Elon Musk's company xAI received $ 6 billion investment

xAI, founded by Elon Musk last summer, announced that it raised $6 billion in investment. Musk said this will help the startup “bring its first products to market, build advanced infrastructure, and accelerate research and development of future technologies.”

So far xAI has released Grok, a supposedly sharper version of OpenAI's ChatGPT, accessible via X and currently only available to X Premium subscribers.

According to information provided by xAI, the investment in this round came from various sources, including Andreessen Horowitz, Sequoia Capital and Saudi Arabian Prince Al Waleed bin Talal. Last year, a filing with the U.S. Securities and Exchange Commission showed xAI was looking to raise up to $1 billion in equity investments. A few months ago, in a report published by The Financial Times, it was stated that the company was seeking an investment of $6 billion, but this was denied by Musk.

xAI is a very costly investment

The hardware that can power artificial intelligence development is quite expensive. Nvidia's upcoming Blackwell B200 AI graphics cards are priced between $30,000 and $40,000 each. The Information reported last week that xAI would need 100,000 of Nvidia's existing H100 chips before a supercomputer could run an upgraded version of the Grok AI chatbot. Musk allegedly told investors that the plan is to launch the new data center in the fall of 2025.
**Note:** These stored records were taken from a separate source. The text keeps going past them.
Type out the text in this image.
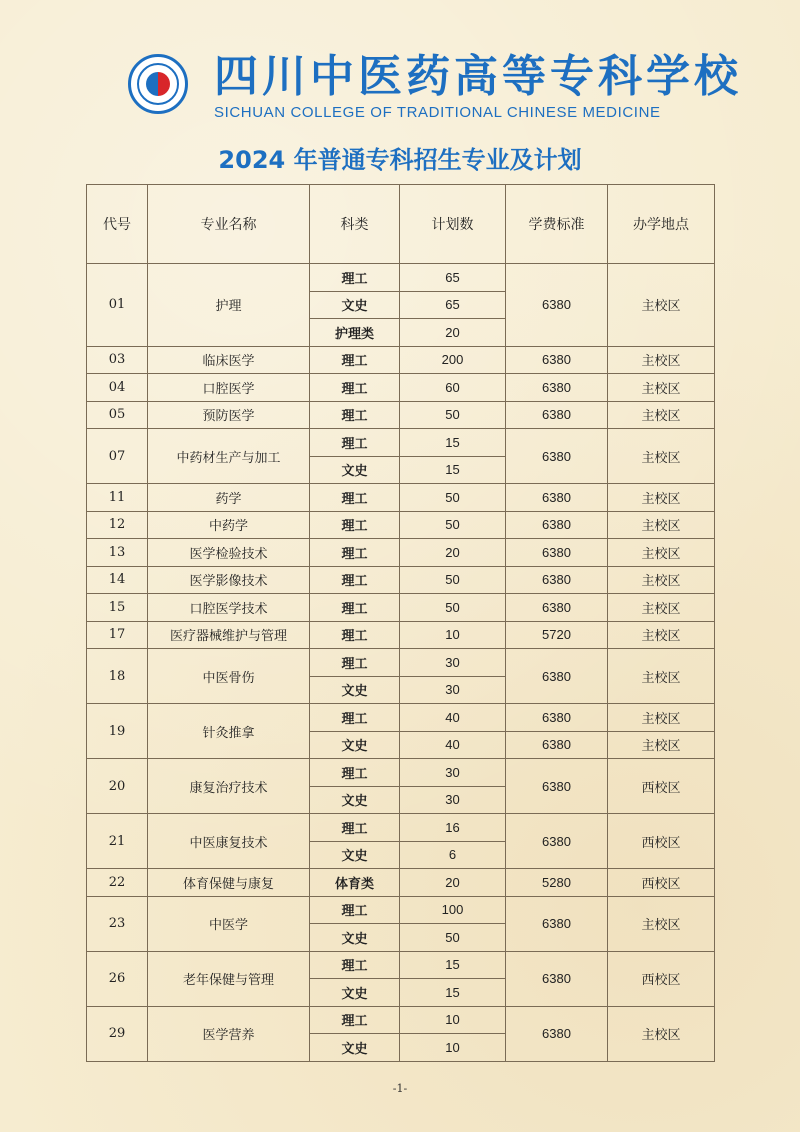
四川中医药高等专科学校
SICHUAN COLLEGE OF TRADITIONAL CHINESE MEDICINE
2024 年普通专科招生专业及计划
代号	专业名称	科类	计划数	学费标准	办学地点
01	护理	理工	65	6380	主校区
		文史	65		
		护理类	20		
03	临床医学	理工	200	6380	主校区
04	口腔医学	理工	60	6380	主校区
05	预防医学	理工	50	6380	主校区
07	中药材生产与加工	理工	15	6380	主校区
		文史	15		
11	药学	理工	50	6380	主校区
12	中药学	理工	50	6380	主校区
13	医学检验技术	理工	20	6380	主校区
14	医学影像技术	理工	50	6380	主校区
15	口腔医学技术	理工	50	6380	主校区
17	医疗器械维护与管理	理工	10	5720	主校区
18	中医骨伤	理工	30	6380	主校区
		文史	30		
19	针灸推拿	理工	40	6380	主校区
		文史	40	6380	主校区
20	康复治疗技术	理工	30	6380	西校区
		文史	30		
21	中医康复技术	理工	16	6380	西校区
		文史	6		
22	体育保健与康复	体育类	20	5280	西校区
23	中医学	理工	100	6380	主校区
		文史	50		
26	老年保健与管理	理工	15	6380	西校区
		文史	15		
29	医学营养	理工	10	6380	主校区
		文史	10		
-1-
Continuing the AI ​​race for chips, talent and technology won't be cheap. Major technology companies have poured billions of dollars into AI startups like Anthropic, in addition to the resources Google, Apple, Amazon, Microsoft, and Meta have poured into AI projects.

Aside from xAI and OpenAI, Musk said that when it comes to artificial intelligence and robotics, he would “prefer to build products outside of Tesla” unless it has more control. Tesla shareholders will begin voting this week on whether to reinstate Musk's $56 billion pay package ahead of the annual meeting on June 13.